Waves of panic came crashing together over her head.
‘You are crazy,’ said Shaw.
Her workspace was an identical copy of Norrington’s office, modest and functional, the only difference being a few hints that she had a life beyond the Big O. Photographs showed that Shaw had a husband and grown-up children, that little kids somewhere called her granny. Jericho thought of the exile of his own existence, and had a hard time imagining this flinty-featured security chief as someone with wants and needs, hormones, a woman who had whispered and moaned and cried out with pleasure, limbs entangled. Jennifer Shaw was in charge of the safety of the world’s largest technology corporation. He wondered what her pet name was. At home, within her own four walls, between the TV set and the dental floss, was she Bunnikins or Mummy Bear? He glanced outside quickly, but Norrington’s office was out of sight from here.
‘Doesn’t all that give you pause for thought?’ he asked.
‘What makes me pause is the thought that you’ve been abusing my trust,’ said Bunnikins, or Mother Bear, sternly.
‘No, you’re not looking at it right. We’re trying to stop someone from abusing your trust.’ He drew up a chair and sat down. ‘Jennifer, I know we’re on very thin ice here, but Norrington lied about his relationship to Vic Thorn.
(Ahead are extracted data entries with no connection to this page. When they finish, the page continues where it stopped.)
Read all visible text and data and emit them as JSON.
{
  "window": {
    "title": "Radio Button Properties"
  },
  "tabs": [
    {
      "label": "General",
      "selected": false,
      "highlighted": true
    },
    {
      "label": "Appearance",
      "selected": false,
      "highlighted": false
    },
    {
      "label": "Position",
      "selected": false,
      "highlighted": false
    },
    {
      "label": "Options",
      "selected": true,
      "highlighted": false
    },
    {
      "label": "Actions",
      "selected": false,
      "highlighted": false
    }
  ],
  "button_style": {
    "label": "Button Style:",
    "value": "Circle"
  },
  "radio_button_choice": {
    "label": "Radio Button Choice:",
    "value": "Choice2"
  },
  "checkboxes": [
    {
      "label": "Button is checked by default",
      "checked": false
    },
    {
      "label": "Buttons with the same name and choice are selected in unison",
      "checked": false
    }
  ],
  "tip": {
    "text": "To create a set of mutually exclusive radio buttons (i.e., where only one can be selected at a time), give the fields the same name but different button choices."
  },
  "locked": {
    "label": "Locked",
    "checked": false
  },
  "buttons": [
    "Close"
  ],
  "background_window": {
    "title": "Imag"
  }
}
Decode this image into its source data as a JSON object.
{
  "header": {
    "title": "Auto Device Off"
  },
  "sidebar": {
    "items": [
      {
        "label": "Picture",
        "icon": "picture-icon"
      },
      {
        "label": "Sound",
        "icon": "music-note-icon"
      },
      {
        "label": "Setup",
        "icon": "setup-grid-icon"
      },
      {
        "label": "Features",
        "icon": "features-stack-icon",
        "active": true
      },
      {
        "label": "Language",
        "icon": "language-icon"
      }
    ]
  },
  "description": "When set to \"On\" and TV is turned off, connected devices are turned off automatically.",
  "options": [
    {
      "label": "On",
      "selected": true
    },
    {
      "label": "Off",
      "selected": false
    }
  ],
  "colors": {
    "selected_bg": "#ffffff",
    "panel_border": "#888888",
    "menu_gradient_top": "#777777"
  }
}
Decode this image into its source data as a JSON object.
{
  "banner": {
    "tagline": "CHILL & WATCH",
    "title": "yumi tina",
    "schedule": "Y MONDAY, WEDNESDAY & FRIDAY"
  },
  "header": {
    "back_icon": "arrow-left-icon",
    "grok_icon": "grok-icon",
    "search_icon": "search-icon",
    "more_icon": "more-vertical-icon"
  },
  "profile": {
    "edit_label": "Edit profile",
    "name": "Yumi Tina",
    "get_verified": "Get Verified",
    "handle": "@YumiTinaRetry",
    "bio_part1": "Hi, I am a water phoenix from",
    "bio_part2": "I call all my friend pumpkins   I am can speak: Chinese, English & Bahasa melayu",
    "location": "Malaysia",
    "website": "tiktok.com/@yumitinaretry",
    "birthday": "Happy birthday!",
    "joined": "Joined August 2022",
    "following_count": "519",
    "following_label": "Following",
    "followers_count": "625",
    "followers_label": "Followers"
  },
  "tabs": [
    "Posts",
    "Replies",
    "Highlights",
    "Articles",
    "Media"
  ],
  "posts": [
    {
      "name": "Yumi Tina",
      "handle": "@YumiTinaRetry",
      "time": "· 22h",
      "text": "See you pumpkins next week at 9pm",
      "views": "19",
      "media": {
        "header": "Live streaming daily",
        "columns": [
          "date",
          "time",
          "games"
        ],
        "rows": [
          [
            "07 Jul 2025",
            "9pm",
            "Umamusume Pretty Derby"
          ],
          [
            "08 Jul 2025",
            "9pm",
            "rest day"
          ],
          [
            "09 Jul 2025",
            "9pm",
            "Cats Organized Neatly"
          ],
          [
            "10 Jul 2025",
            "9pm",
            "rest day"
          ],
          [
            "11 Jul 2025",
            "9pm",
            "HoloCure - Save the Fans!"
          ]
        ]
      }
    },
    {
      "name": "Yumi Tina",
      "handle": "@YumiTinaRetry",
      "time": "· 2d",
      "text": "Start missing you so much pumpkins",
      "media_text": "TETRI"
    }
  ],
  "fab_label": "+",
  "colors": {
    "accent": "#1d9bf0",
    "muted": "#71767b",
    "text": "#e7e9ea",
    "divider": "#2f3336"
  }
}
He obviously knew him better than he’s letting on. Why would he do that if he had nothing to hide? He may have had perfectly understandable reasons to take Hanna under his wing, but given all the resources he has at his disposal, how come he couldn’t identify an ex-CIA man? Before the moon trip! And once he noticed that we’d cracked his pass-codes, well – what would you have done, in his place?’